Ideally, we would like to generate a batch of synthesizable, diverse and novel structures tha satisfy the target constraints. However, many of these properties are hard to evaluate. For example, predicting synthesizability is still an open research problem. Thus, we resort to predicting thermodynamic stability at 0K as a proxy. Likewise, we use uniqueness as a proxy for diversity.

- **Stable**: We consider a structure to be stable if its energy above the convex hull is less than 0.1 eV/atom, where the convex hull is determinted by a reference dataset. To account for deficiencies in PBE-GGA DFT energies, we use the [Materials Project energy correction scheme](https://docs.materialsproject.org/methodology/materials-methodology/thermodynamic-stability/thermodynamic-stability).
- **Unique**: We consider a structure to be unique if it is different from all other structures in the batch according to the `StructureMatcher` from `pymatgen`.
- **Novel**: We consider a structure to be novel if it is different from all other structures in the reference dataset according to the `StructureMatcher` from `pymatgen`.
- **Satisfies property constraints**: A structure satisfies the property constraints if the properties are within the specified interval given by the `property_constraints` input dictionary.

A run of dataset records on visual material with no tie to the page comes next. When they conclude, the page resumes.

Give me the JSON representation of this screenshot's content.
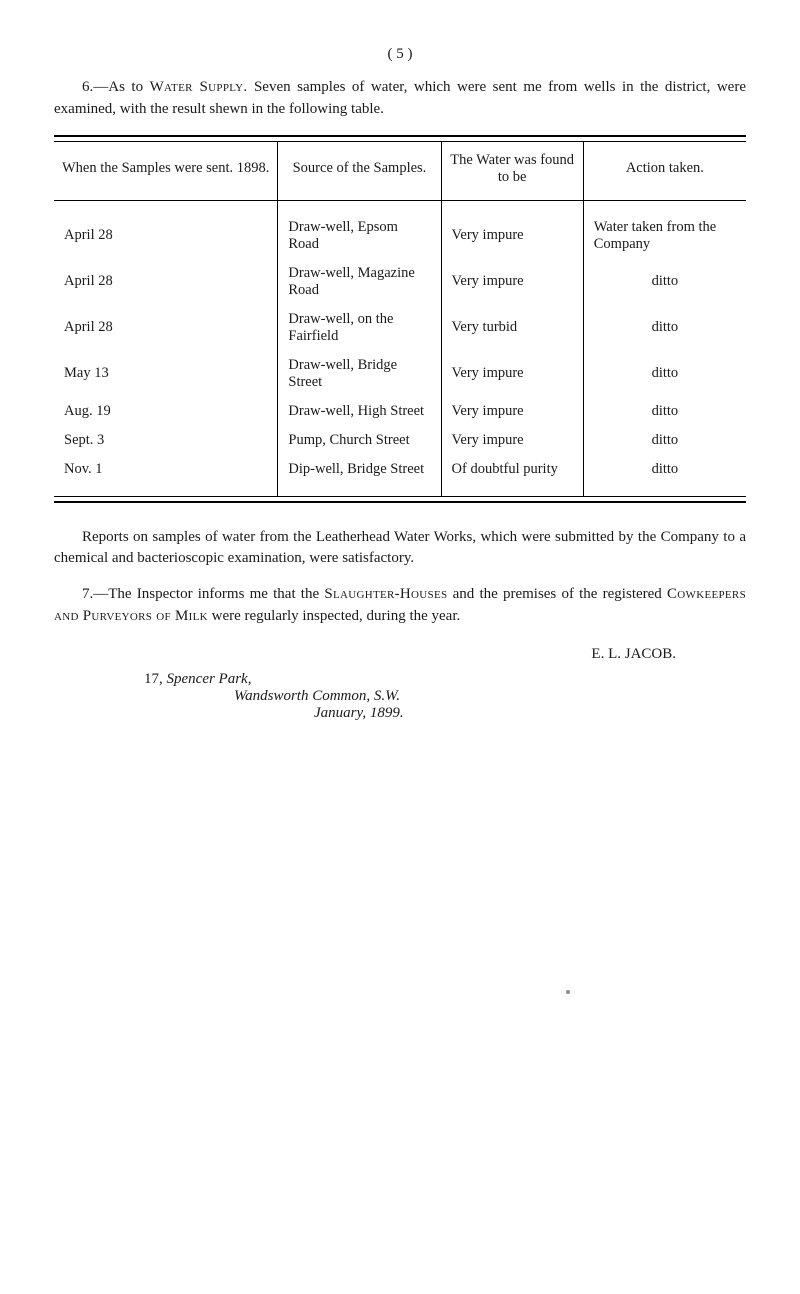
{
  "page_number": "( 5 )",
  "intro": {
    "num": "6.",
    "label_pre": "—As to ",
    "label_sc": "Water Supply.",
    "text": "   Seven samples of water, which were sent me from wells in the district, were examined, with the result shewn in the following table."
  },
  "table": {
    "columns": [
      "When the Samples were sent. 1898.",
      "Source of the Samples.",
      "The Water was found to be",
      "Action taken."
    ],
    "rows": [
      [
        "April 28",
        "Draw-well, Epsom Road",
        "Very impure",
        "Water taken from the Company"
      ],
      [
        "April 28",
        "Draw-well, Magazine Road",
        "Very impure",
        "ditto"
      ],
      [
        "April 28",
        "Draw-well, on the Fairfield",
        "Very turbid",
        "ditto"
      ],
      [
        "May  13",
        "Draw-well, Bridge Street",
        "Very impure",
        "ditto"
      ],
      [
        "Aug.  19",
        "Draw-well, High Street",
        "Very impure",
        "ditto"
      ],
      [
        "Sept.  3",
        "Pump, Church Street",
        "Very impure",
        "ditto"
      ],
      [
        "Nov.   1",
        "Dip-well, Bridge Street",
        "Of doubtful purity",
        "ditto"
      ]
    ],
    "col_widths_pct": [
      14,
      30,
      26,
      30
    ],
    "border_color": "#000000",
    "font_size_pt": 11
  },
  "para_reports": "Reports on samples of water from the Leatherhead Water Works, which were submitted by the Company to a chemical and bacterioscopic examination, were satisfactory.",
  "para7": {
    "num": "7.",
    "pre": "—The Inspector informs me that the ",
    "sc1": "Slaughter-Houses",
    "mid": " and the premises of the registered ",
    "sc2": "Cowkeepers and Purveyors of Milk",
    "post": " were regularly inspected, during the year."
  },
  "signature": {
    "name": "E. L. JACOB.",
    "addr1_pre": "17,   ",
    "addr1_ital": "Spencer   Park,",
    "addr2": "Wandsworth   Common,   S.W.",
    "addr3": "January,   1899."
  },
  "colors": {
    "text": "#1a1a1a",
    "background": "#ffffff"
  }
}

However, determining whether a structure is different from another one is [not straightforward](https://chemrxiv.org/engage/api-gateway/chemrxiv/assets/orp/resource/item/65957d349138d231611ad8f7/original/challenges-in-high-throughput-inorganic-material-prediction-and-autonomous-synthesis.pdf), e.g., because of disorder effects. To account for compositional disorder, we use a disordered structure matcher.

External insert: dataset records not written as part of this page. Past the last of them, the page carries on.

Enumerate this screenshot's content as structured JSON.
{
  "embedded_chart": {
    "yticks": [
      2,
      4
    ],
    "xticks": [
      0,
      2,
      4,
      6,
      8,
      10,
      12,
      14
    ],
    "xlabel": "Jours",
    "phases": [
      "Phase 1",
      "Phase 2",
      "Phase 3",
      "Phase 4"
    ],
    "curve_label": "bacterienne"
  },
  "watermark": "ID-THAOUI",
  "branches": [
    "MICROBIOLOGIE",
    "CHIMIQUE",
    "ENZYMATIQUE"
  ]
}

**NOTE**: If running the next cell results in an error, you may have to download the reference dataset first:
```bash
git lfs pull -I data-release/alex-mp/reference_MP2020correction.gz --exclude=""
```

In [None]:
import warnings

from pymatgen.io.vasp.sets import BadInputSetWarning
from pymatgen.entries.compatibility import MaterialsProject2020Compatibility

from mattergen.evaluation.metrics.evaluator import MetricsEvaluator
from mattergen.evaluation.utils.structure_matcher import DefaultDisorderedStructureMatcher

# pymatgen can be quite verbose...
warnings.filterwarnings("ignore", category=UserWarning, message="Failed to guess oxidation states for Entry")
warnings.filterwarnings("ignore", category=UserWarning, message=".* without an oxidation state is initialized as low spin by default")
warnings.filterwarnings("ignore", category=BadInputSetWarning)

evaluator = MetricsEvaluator.from_structures_and_energies(
    structures=relaxed_structures,
    energies=energies,
    properties=properties,
    reference=None,  # load default (Alex-MP with MP energy correction)
    stability_threshold=0.1,  # energy above hull threshold (eV/atom)
    energy_correction_scheme=MaterialsProject2020Compatibility(),
    structure_matcher=DefaultDisorderedStructureMatcher(),
    property_constraints={"space_group": (225, 225)},  # (min, max)
    original_structures=structures
)

In [None]:
S = evaluator.is_stable
U = evaluator.is_unique
N = evaluator.is_novel
P = evaluator.property_capability.satisfies_property_constraints

print(f"S: {S.mean():.2f}")
print(f"U: {U.mean():.2f}")
print(f"N: {N.mean():.2f}")
print(f"SUN: {(S & U & N).mean():.2f}")

print(f"P: {P.mean():.2f}")
print(f"SUN+P: {(S & U & N & P).mean():.2f}")

If we want, we can look at a lot more metrics to understand what's going on. Fortunately, the evaluator caches intermediate results, so re-computing or composing metrics is fast.

In [None]:
from mattergen.evaluation.utils.logging import logger

logger.setLevel("WARN")  # reduce verbosity

evaluator.compute_metrics(metrics="all", pretty_print=True)

Optimizing all of these metrics at the same time is difficult as many of them are conflicting. Fortunately, the user can prioritize certain metrics over others at sampling time: For example, using more denoising time steps will increase stability at the cost of diversity, increasing the guidance factor will increase adherence to the target properties at the cost of diversity and stability, etc.